If I can suggest an explanation for the sudden migraines, when your head is in this chin to chest position, remember that the area which is being compressed is also the passageway where the cerebrospinal fluid circulates between your head and your spine. In your case, this space is already seriously crowded with brainstem and hind-brain tissue so, if you compress this area, the fluid is displaced, the flow stops and the pressure will build up inside your head.
This can cause head pain, possible eye pain, dizziness and I believe it could induce or worsen tinnitus, you might begin to hear blood wooshing in your head as your circulatory system starts to struggle against the raised pressure. The subtle brain compression could cause nausea, tingling, numbness and eventual paralysis, if not corrected. I know because I experienced this many many times.
Sorry for the small novel!
P.S. The C2 peg-like bone, if it bends backwards is called a ‘retroflexed odontoid’.January 20, 2013 at 12:30 pm #3364
Not at all,
I appreciate the time you are giving explaining this.
The more i have read up on this at the weekend, the more i think this is whats going on with me. Especially now you have mentioned Chiari 0. I was surprised when they said i didnt have any signs of it because i had so many features, the whole reason they sent me to an ENT Dr before a nuero was because head and eye movement was the first and most prominant part to my problmes. I was house bound at that point as just couldnt move my eyes and head around!!They gave me some vestibular exercises which even my nuero said not to do, thank goodness, they would have made things worse with CCI! Obviuosly if they cant find inner ear trouble, obviOUs Chiair, it goes on to migraine. Theres you answer be happy with it!
Thats incredible about how Nueros were recruited from PSychiatrists here, quite funny as Amitriptyline was the very first drug they put me on around 6 years ago when they couldt find a thing wrong with me (missing the pots and eds totally) I am still on it to this day but have got it down to 10mg a day so it doesnt interfer with the pots. I dont really know if it helps any of my pain conditions anymore, i am a bit scared to totally come off it incase it was doing something.

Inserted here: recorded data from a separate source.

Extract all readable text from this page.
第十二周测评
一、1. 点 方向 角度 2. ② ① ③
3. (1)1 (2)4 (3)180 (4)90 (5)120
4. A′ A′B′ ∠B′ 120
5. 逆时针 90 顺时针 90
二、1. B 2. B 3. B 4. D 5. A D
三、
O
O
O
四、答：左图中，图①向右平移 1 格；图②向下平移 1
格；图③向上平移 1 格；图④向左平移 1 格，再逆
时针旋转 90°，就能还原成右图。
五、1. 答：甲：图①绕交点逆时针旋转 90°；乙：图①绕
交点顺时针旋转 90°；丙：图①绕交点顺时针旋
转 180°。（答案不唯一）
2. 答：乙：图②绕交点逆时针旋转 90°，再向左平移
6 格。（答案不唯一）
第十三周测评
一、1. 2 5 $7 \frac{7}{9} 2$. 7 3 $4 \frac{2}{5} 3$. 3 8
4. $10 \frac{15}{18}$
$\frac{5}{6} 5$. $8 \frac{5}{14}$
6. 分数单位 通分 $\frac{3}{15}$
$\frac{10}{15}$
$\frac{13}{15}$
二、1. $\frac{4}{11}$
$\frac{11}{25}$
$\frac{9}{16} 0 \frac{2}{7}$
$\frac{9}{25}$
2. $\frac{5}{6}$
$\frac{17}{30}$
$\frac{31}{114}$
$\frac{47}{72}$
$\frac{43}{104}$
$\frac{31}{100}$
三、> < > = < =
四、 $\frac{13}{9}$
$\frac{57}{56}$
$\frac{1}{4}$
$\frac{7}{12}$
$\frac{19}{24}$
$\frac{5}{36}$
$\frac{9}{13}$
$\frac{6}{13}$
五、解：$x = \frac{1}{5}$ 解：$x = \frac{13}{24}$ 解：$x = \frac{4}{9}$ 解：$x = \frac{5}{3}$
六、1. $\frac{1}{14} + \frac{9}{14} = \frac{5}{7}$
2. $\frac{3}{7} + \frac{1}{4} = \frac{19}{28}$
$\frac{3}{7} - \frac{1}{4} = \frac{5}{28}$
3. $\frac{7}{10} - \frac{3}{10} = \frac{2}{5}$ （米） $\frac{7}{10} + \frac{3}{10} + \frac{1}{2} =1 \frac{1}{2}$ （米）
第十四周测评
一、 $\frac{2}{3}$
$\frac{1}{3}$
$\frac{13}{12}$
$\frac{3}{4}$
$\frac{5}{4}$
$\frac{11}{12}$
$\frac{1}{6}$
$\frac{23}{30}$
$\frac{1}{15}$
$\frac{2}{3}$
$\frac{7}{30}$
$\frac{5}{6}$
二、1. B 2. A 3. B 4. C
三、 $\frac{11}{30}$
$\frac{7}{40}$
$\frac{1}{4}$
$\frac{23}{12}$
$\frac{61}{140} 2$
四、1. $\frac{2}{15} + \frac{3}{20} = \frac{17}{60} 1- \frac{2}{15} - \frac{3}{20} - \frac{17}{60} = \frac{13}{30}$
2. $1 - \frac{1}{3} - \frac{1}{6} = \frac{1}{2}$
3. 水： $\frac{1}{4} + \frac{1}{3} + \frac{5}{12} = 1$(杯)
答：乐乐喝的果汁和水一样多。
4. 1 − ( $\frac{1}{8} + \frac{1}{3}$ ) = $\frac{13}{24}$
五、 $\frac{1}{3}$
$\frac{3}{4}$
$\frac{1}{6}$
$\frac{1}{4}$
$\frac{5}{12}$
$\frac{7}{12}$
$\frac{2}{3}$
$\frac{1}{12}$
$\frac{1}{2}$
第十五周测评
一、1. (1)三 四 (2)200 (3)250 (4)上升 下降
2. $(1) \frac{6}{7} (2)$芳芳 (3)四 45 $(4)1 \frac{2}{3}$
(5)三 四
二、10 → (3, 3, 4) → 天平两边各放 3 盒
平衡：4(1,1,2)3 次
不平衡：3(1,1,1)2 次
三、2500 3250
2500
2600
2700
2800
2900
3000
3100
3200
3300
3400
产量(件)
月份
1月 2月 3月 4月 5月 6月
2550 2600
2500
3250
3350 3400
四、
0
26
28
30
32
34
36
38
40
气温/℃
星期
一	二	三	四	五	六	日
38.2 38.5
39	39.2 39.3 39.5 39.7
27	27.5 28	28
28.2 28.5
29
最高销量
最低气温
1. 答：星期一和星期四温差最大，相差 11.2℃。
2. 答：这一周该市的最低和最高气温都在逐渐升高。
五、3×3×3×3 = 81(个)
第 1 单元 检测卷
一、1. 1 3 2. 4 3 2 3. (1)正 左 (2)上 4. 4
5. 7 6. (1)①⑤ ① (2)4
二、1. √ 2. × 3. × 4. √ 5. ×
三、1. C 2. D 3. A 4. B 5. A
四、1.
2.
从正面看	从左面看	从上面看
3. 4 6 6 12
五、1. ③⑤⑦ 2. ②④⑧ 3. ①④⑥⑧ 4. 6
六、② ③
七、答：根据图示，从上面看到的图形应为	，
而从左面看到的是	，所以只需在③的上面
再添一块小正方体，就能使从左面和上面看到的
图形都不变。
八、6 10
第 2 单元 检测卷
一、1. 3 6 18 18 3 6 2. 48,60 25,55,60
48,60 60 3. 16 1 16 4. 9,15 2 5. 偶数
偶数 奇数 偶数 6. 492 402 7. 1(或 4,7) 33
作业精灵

I can imagine some of the reactions that you got from Drs just asking for your scans to study…… What was there reation when you told them all the thnigs they had spotted?
My collar should be here this week so i am very keen to see the out come!!
Thank you again for the explinantions of what could possibly be happening with me.
Kind regardJanuary 20, 2013 at 9:10 pm #3366
Some of my problem was caused by ‘Peripheral Vestibula Dysfunction’, for which they gave me some ‘Cawthorne Cooksey’ excercises. I persevered with what I could do but it didn’t get rid of the problem altogether as I still loose my balance, when I do stand up.
I never asked the dr’s for my scans and x-rays, I approached the medical records department of each hospital involved and asked for them. In this country (UK) everyone is entitled to a copy of their own records (at a fee of course) I think I paid £50 per hospital/GP but, due to many fruitless and uneccessary appointments, I had acquired a lot of records!